As a young person growing up in Zuni, I remember when gas was around a dollar, or a little over a dollar per gallon. Back then, we were able to put $5 worth of gas in our old Dodge pickup and make it out to our sheep ranch and back (roughly 20 miles) and still have a little bit of gas left over. When gas eventually hit $2 a gallon, the way that my late father used to react, you'd think that the world was going to end. Then gas hit $3 a gallon, right around the time I traded in my old truck for a Ford F-250 truck. Today, $5 worth of gas doesn't even seem like enough to let my truck idle for two minutes, much less go anywhere! My, how times have changed!
For instance, I never thought I'd live to see the day when gas reached $4 a gallon, yet, we are now over that threshold on our way to $5 a gallon with seemingly no relief in sight. Or is there?
In recent weeks, there has been talk about the possibility of drilling for oil up in Alaska in order to reduce gas prices, but many wildlife advocates and environmental groups are against it. There are plenty of good reasons on both sides to argue for or against drilling for oil up in Alaska, but as with anything that affects multitudes of people, there will have to be a certain degree of sacrifice and compromise on both sides if there is going to be effective change. Granted, not everyone is going to be happy with the final outcome, but given the circumstances that most middle-class families are struggling to deal with, it may be the only possible solution.
Whether most people realize it or not, we are far too dependent on foreign oil that comes in from other countries. To date, the U.S. is paying around $145 per barrel of imported crude oil, and with an estimated 250 trillion registered vehicles in the U.S. alone (according to a 2006 U.S. Bureau of Transit Statistics report), the need for fuel is greatly outweighing our "supply" of foreign oil, which basically means that in order to pay for this expensive foreign oil, the cost is passed down to the consumer, who ultimately has no choice but to purchase $4 per gallon gasoline in order to drive to their jobs and provide for their families.
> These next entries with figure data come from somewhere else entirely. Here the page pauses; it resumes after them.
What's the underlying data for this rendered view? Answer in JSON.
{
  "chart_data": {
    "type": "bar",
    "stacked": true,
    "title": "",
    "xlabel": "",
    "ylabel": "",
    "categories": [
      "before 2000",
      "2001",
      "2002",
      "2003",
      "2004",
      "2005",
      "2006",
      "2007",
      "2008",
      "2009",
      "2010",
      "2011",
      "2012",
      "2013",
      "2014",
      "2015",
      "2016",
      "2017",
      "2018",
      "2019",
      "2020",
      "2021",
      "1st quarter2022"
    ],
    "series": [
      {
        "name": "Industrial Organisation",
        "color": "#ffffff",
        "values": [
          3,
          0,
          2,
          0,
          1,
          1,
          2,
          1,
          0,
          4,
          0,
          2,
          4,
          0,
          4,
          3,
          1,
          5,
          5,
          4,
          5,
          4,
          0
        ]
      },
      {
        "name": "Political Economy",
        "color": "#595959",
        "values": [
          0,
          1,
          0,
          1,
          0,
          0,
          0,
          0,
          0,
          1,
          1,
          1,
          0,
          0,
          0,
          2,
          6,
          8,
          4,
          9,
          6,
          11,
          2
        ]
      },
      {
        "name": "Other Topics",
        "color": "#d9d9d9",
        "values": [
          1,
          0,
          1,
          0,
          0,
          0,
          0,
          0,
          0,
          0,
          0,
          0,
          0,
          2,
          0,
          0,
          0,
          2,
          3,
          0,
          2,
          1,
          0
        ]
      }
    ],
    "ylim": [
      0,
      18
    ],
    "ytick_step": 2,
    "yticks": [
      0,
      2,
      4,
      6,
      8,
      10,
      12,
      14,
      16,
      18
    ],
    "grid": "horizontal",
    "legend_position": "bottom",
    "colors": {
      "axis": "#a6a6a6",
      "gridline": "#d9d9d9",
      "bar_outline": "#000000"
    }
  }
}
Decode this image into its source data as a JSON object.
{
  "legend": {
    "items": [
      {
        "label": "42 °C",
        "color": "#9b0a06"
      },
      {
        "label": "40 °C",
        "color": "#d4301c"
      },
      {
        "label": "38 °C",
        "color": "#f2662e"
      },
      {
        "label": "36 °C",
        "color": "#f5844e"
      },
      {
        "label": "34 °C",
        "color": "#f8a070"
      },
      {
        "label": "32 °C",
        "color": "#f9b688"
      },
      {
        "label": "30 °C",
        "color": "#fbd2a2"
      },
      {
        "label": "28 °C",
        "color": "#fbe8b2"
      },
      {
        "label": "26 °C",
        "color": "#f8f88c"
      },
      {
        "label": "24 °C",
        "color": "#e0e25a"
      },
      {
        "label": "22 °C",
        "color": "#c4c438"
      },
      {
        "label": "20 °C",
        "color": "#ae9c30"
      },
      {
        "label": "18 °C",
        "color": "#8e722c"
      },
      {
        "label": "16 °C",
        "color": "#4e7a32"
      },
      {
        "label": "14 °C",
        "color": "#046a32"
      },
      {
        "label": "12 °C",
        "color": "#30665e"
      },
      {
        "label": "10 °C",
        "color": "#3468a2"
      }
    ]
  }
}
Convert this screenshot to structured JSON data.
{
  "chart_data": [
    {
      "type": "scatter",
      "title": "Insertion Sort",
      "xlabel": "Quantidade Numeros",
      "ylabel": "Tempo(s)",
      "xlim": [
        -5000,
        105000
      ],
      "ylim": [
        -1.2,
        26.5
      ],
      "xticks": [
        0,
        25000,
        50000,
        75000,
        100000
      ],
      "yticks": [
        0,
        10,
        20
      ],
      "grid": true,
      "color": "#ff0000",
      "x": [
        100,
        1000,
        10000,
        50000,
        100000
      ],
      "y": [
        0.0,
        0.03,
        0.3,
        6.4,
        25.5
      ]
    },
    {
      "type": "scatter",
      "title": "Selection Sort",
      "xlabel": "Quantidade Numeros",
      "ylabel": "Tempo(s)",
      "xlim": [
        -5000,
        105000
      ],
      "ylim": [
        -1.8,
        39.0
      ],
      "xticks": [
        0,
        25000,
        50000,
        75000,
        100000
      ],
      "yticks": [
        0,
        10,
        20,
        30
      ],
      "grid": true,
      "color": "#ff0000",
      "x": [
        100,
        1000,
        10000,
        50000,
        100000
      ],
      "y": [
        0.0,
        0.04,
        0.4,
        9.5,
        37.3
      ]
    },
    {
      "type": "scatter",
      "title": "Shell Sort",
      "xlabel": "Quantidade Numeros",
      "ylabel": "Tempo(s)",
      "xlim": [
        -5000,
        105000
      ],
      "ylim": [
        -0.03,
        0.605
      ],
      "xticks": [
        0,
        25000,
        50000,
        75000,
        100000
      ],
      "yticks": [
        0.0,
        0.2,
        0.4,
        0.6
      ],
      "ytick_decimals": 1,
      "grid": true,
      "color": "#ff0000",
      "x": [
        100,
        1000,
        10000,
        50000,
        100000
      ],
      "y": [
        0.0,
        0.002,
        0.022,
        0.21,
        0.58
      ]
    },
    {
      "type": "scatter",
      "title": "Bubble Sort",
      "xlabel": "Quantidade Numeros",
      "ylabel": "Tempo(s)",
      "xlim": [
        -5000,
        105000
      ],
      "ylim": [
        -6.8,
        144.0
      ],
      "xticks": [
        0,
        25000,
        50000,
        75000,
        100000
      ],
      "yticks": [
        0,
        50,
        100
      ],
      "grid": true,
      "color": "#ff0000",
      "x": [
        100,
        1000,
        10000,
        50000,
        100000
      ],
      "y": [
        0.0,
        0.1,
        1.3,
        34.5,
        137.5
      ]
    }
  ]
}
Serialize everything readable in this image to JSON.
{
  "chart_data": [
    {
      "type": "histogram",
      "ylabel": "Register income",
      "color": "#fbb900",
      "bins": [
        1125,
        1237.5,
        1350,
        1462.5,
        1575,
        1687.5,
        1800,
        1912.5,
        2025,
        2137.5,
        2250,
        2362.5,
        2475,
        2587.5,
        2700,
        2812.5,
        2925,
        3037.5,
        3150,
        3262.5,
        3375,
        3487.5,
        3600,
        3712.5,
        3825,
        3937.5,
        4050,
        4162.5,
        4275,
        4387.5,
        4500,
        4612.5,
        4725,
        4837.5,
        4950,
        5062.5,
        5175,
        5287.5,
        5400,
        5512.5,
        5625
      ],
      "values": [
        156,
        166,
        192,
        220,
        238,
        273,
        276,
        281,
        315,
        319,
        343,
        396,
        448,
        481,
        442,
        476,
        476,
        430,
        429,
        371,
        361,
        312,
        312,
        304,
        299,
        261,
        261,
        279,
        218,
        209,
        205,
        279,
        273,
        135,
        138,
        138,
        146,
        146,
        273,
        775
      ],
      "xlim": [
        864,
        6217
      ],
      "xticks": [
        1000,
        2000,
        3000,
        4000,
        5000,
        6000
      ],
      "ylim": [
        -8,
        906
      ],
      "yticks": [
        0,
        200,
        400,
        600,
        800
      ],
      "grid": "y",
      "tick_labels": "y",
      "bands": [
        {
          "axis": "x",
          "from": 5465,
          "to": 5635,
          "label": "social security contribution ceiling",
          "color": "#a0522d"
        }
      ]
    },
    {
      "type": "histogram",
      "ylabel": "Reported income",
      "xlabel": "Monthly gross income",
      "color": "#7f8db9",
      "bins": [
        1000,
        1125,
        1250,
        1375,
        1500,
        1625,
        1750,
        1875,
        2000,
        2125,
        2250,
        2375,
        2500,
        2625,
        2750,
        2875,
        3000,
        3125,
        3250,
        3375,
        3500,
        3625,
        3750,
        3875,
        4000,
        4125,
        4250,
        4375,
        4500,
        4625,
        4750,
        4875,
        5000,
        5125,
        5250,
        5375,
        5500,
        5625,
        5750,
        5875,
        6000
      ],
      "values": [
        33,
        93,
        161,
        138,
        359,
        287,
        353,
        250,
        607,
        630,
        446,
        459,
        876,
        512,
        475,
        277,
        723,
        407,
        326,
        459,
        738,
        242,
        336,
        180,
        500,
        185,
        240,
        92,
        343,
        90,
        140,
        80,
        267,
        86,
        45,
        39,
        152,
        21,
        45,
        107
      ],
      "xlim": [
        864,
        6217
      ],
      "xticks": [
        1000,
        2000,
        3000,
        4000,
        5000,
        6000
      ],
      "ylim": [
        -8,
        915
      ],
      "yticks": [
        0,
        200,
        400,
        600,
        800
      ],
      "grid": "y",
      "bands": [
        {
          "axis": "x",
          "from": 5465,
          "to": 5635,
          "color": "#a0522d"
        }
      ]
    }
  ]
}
So where do the animals come in? As an animal lover, I'd hate to see any harm come to some of the beautiful creatures that inhabit the areas presently under consideration for oil drilling. Nor would I wish for the picturesque landscape of Alaska to be marred forever. Given my past work in helping to save the sacred Zuni Salt Lake from coal mining, I do possess a certain empathy for environmental causes. However, I also consider myself a highly pragmatic individual, and therein lies the problem.
Alaska has some of the most scenic forests and landscapes in the U.S. and is home to some of the most beautiful creatures on earth, most famous of which are caribou, eagles and polar bears. But in light of our current gas "crisis," I feel that it would be practical if we do look into drilling for oil up in Alaska and proactively research any and all possible outcomes and attempt to mitigate any potential harm to the environment as much as possible. Despite the fact that a few animals will be temporarily dislocated and some landscapes might become marred, it's a price that we all (unfortunately) have to pay for being too dependent on foreign oil. It's simply one of the sacrifices that we need to make and environmental groups will have to make some compromises.
Again, no solution will be 100 percent perfect, but perhaps in time, humankind will catch up with itself and decide to come up with more environmentally sound solutions to this crisis. But in the meantime, the animals seem to have the perfect solution - take only what you need from nature and leave the rest of it for others to use. Until we realize the merit in this approach and turn away from the need to make a profit, we will always be dependent on the crutch that is foreign oil.